0

Please do not behead me for my noob question. I have looked up many other questions on stackoverflow concerning this topic, but haven't found a solution that works as intended.

The Problem: I have a fairly large txt-file (about 5 MB) that I want to copy via readlines() or any other build in string-handling function into a new file. For smaller files the following code sure works (only schematically coded here):

f = open('C:/.../old.txt', 'r');
n = open('C:/.../new.txt', 'w');
for line in f:
    print(line, file=n);

However, as I found out here (UnicodeDecodeError: 'charmap' codec can't encode character X at position Y: character maps to undefined), internal restrictions of Windows prohibit this from working on larger files.
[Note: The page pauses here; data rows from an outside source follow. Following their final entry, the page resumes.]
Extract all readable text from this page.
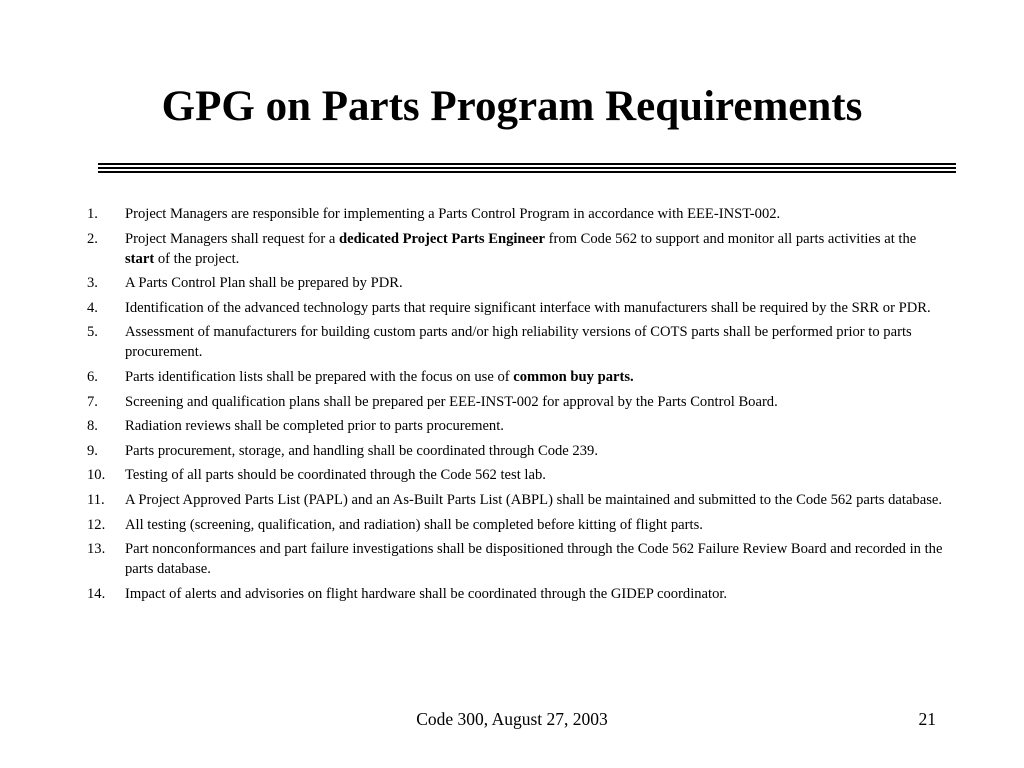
GPG on Parts Program Requirements
1.	Project Managers are responsible for implementing a Parts Control Program in accordance with EEE-INST-002.
2.	Project Managers shall request for a dedicated Project Parts Engineer from Code 562 to support and monitor all parts activities at the start of the project.
3.	A Parts Control Plan shall be prepared by PDR.
4.	Identification of the advanced technology parts that require significant interface with manufacturers shall be required by the SRR or PDR.
5.	Assessment of manufacturers for building custom parts and/or high reliability versions of COTS parts shall be performed prior to parts procurement.
6.	Parts identification lists shall be prepared with the focus on use of common buy parts.
7.	Screening and qualification plans shall be prepared per EEE-INST-002 for approval by the Parts Control Board.
8.	Radiation reviews shall be completed prior to parts procurement.
9.	Parts procurement, storage, and handling shall be coordinated through Code 239.
10.	Testing of all parts should be coordinated through the Code 562 test lab.
11.	A Project Approved Parts List (PAPL) and an As-Built Parts List (ABPL) shall be maintained and submitted to the Code 562 parts database.
12.	All testing (screening, qualification, and radiation) shall be completed before kitting of flight parts.
13.	Part nonconformances and part failure investigations shall be dispositioned through the Code 562 Failure Review Board and recorded in the parts database.
14.	Impact of alerts and advisories on flight hardware shall be coordinated through the GIDEP coordinator.
Code 300, August 27, 2003	21
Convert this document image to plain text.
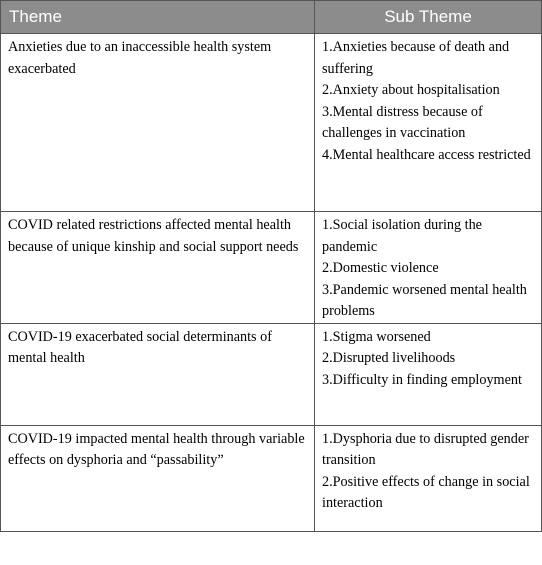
Theme	Sub Theme
Anxieties due to an inaccessible health system exacerbated	1.Anxieties because of death and suffering
2.Anxiety about hospitalisation
3.Mental distress because of challenges in vaccination
4.Mental healthcare access restricted

COVID related restrictions affected mental health because of unique kinship and social support needs	1.Social isolation during the pandemic
2.Domestic violence
3.Pandemic worsened mental health problems

COVID-19 exacerbated social determinants of mental health	1.Stigma worsened
2.Disrupted livelihoods
3.Difficulty in finding employment

COVID-19 impacted mental health through variable effects on dysphoria and “passability”	1.Dysphoria due to disrupted gender transition
2.Positive effects of change in social interaction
So far, the only solution I came up with is the following:

f = open('C:/.../old.txt', 'r', encoding='utf8', errors='ignore');
n = open('C:/.../new.txt', 'a');
for line in f:
    print(line, file=sys.stderr) and append(line, file='C:/.../new.txt');   

f.close();
n.close();

But this doesn't work. I do get a new.txt-file, but it is empty. So, how do I iterate through a long txt-file and write every line into a new txt-file? Is there a way to read the sys.stderr as the source for the new file (I actually don't have any idea, what this sys.stderr is)? I know this is a noob question, but I don't know where to look for an answer anymore.

Thanks in advance!

Community
  • 1
  • 1
hab
  • 1
  • 1
  • `print(line, file=sys.stderr) and append(line, file='C:/.../new.txt')` the second part of this statement will never get executed as `print()` doesn't return anything which is interpreted as `None` or in context `False`. – AChampion Mar 01 '17 at 05:17

4 Answers4

1

There is no need to use print() just write() to the file:

with open('C:/.../old.txt', 'r') as f, open('C:/.../new.txt', 'w') as n:
    n.writelines(f)

However, it sounds like you may have an encoding issue, so make sure that both files are opened with the correct encoding. If you provide the error output perhaps more help can be provided.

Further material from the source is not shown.